Anya Zilberstein

“Mostly Temperate”: Projecting the Climate in Northeastern America

The Scottish projector Samuel Vetch thought he had learned about the nature of empire from his involvement in 1698-1700 with the failed Darien colony in tropical Central America.  British settler colonies should be planted in familiar environments.  In 1708, this principle informed his ambitious “Canada Survey’d,” a proposal for the British conquest of French America in which he argued that Scots—“the most northern of the north
Britons”—should settle the region because they were already inured to its extremely cold and long winters.  Though his plan faltered in Canada, Vetch helped Britain secure its claim to Nova Scotia and he became governor of the province in 1714.  However, he failed to entice Scots or other potential migrants by his repeated descriptions of the province as “one of the coldest countries in the world.” As a result, Nova Scotia remained unsettled by Britons for the next thirty years.
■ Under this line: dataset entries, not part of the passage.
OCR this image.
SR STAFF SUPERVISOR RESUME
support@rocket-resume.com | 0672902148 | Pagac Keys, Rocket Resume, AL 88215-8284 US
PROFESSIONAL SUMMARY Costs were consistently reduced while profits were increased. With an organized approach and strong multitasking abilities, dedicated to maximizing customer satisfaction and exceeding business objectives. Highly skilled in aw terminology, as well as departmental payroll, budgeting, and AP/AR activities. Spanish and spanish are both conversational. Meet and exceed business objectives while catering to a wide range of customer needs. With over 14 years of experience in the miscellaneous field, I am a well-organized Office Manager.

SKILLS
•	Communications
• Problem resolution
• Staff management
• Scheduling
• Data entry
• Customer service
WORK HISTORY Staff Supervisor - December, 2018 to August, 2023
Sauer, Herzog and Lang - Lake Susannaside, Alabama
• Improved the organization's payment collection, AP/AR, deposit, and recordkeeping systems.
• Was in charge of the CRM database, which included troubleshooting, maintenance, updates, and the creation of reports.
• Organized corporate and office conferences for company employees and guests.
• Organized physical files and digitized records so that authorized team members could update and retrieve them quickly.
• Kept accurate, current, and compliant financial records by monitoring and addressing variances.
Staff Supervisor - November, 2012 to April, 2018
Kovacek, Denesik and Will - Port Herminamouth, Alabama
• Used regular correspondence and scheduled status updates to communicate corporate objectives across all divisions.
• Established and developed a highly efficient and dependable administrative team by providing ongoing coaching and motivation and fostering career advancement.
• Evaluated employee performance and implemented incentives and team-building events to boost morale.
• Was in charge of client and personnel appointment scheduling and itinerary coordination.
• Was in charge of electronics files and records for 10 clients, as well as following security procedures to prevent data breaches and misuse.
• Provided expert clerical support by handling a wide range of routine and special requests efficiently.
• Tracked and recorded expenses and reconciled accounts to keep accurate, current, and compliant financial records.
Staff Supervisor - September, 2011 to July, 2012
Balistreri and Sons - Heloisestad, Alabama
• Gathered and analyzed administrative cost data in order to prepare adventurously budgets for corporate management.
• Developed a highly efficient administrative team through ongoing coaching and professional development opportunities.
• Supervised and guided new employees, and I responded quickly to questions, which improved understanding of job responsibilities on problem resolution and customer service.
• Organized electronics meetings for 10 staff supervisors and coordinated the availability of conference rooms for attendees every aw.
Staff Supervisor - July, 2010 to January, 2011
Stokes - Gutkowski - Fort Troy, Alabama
Nevertheless, his concern with the region’s climate points to a longstanding transatlantic debate about the relative habitability of northern environments.  Vetch’s 1708 scheme resembled numerous similar attempts to expand British settlement in the region from the seventeenth century, except in one crucial respect.  While Vetch emphasized the unavoidable severity of the northern climate, most early projectors asserted that it was becoming (or would become) increasingly temperate through the improving process of British settlement.  My paper will examine “Canada Survey’d” by contextualizing it in the history of projects to rationalize and promote the colonization of Northeastern America. These projects reveal what I argue was a more abiding goal of English or British colonialism: to inhabit and, ultimately, to expand the world’s temperate climates.